A way of analysing this shift in market share and the rise in generic competition is by looking at what “Big Pharma” is currently focusing on and where it may be failing. Many of the industry’s professionals would share the opinion that their activity and business strategies have remained the same for the past decade. Disappointingly, the focus for discussion and growth appear to be limited to corporate restructuring, redefining product portfolios, and looking out for the interests of the shareholder. As if that was the be-all and end-all.

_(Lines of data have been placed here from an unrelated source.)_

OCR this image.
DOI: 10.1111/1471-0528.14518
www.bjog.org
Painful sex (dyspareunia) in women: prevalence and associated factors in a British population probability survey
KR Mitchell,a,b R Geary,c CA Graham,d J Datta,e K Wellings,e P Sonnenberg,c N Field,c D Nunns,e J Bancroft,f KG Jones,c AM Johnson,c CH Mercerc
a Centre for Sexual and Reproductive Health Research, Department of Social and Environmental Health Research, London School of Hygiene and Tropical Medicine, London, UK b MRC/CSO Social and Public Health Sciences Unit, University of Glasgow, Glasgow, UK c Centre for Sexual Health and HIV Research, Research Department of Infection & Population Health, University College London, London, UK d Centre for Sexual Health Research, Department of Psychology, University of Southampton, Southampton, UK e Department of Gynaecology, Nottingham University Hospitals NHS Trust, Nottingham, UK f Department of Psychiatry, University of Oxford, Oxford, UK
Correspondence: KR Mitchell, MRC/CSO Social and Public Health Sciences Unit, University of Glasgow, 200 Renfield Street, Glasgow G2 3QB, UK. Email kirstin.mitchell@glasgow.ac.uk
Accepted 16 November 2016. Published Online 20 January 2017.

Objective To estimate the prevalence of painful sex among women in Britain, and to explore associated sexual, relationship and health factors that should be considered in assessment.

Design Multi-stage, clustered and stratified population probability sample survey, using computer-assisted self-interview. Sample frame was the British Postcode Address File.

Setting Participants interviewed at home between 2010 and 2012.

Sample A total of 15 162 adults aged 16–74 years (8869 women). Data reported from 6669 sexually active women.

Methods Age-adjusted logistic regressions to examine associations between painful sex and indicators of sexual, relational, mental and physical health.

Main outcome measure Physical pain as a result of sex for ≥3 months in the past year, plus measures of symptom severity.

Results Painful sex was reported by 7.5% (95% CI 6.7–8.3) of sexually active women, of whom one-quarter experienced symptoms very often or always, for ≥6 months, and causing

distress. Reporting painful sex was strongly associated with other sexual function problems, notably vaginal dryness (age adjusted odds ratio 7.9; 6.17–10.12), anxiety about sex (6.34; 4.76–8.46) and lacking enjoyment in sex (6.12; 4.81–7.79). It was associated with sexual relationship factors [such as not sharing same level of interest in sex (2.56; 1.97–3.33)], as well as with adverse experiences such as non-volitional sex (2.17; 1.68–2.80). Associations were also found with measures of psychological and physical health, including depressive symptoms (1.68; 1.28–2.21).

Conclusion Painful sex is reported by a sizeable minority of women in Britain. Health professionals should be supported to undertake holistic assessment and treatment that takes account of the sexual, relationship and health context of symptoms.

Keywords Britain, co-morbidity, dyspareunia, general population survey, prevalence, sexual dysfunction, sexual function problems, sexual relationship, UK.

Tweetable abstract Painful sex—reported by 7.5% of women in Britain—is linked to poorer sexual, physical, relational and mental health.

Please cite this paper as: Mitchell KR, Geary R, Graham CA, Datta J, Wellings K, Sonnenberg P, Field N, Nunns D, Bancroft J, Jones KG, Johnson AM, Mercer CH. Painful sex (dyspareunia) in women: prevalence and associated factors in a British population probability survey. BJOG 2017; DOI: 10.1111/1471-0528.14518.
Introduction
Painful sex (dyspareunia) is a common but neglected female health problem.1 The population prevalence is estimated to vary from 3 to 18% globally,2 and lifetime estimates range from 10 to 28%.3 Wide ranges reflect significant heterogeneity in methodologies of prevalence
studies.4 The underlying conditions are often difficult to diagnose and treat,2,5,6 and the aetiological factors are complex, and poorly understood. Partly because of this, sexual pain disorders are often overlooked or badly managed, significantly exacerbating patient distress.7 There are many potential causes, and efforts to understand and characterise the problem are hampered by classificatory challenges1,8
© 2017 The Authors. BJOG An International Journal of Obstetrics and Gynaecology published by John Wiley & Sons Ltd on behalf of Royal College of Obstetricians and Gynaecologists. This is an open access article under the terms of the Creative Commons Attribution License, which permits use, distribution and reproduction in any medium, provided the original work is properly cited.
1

Launching new blockbuster drugs has always drawn positive results for a company with regards to increasing market share and capitalizing on huge margins. Take Pfizer, for example: its new anti-smoking drug Chantix is the fourth drug to received FDA clearance this year. But the launch of a blockbuster drug (that which exceeds the $1 bn barrier, so as to cover the supposed costs of R&D, marketing and sales) is proving to be an almost impossible feat. The reality is that no more new and innovative drugs in the majority of the therapeutic categories are left to be discovered. This drawback has led the way to pharma companies developing existing medications and subsequently marketing them as a “improved and revolutionary” new products to the uninformed end user. (It comes as no surprise then that a recent study claims that the super drug Lipitor - with 2005 sales of $12.2 bn - cuts risk of repeat stroke by 16%, just when its patent is due to expire this year.) The brutal fact is that in the last decade almost 65% of all approved drugs are simply modified versions of medications that already exist on the market.
Moreover, further uncertainties are brought to light surrounding the business strategies adopted by Big Pharma in the face of changing trends within the market place. Greater emphasis has been directed at playing out competition, drawing big question marks over their competitive practice and the ever-present moral debate that arises over the production of cheaper drugs for developing countries. Not only is it creating an unnecessary delay for those patients who urgently need life-saving medications, but many would agree that the effects are simply devastating and irrational.
By and large, increasing market share and product portfolios through mergers and acquisitions is also proving insufficient in the long term, caused by patient medical programs, hospitals, health services, physicians and consumers who continue looking for cheaper alternatives. Additionally, the rise in law suits over patent disputes is only diverting attention away from the research and development of new drugs. And if these so-called competitive practices were not enough, the situation goes from the sublime to the ridiculous, evident through the practice of unethical pharmaceutical marketing. If it isn’t drug makers of sleeping pills paying doctors to publish bad press about competing drugs from generic manufacturers (numerous news articles recently came to light regarding this), it’s big drug companies coming under fire for paying off generic competition to delay market entry of their products. It appears that the common practice that had previously riddled the industry with of reaching key prescribing physicians with incentives is now just a thing of the past. Today, the only certainty is that more than 55% of all prescriptions made in the US are for generic medications, and this is expected to rise to 70% by 2010.
So what does the future hold for each side of the industry coin? Despite the clear changes within the market, the future is by no means lost for the big brand-name powerhouses of old, who only a decade ago would bad-mouth generic medicine as inferior. These days, they have joined the bandwagon including the giant brand-name manufacturer Novartis, who is now also striving to become a major player in the generics field. More so, Swiss-based Roche announced only last week that it has reached an agreement with the South African company Aspen for the production of a generic version of oseltamivir for Africa, as part of continued efforts to increase and speed up availability of the medicine for influenza pandemic planning world wide.
A very significant, but also much overlooked method of addressing the challenges of the pharmaceutical industry’s weakening pipelines is through the creation of partnerships and building effective collaborations across the industry with innovative pharmaceutical companies, generic players and healthcare communication providers.
On the other hand, what is also evident is that segmentation and targeting have taken on a new importance, which additionally does not require increasing sales & marketing forces.
But it’s not only Big Pharma that are seeing hard times ahead. Generic manufacturers are also being faced with strong market pressures caused by weak product pipelines, limited growth possibilities, and increasing numbers of generic competitors fighting over pricing. Avantis, Ranbaxy and Dr. Reddy are fine examples of companies that are directing huge capital on takeovers in the EU block, and further a field in the US, as a means of fighting for their survival and corporate growth.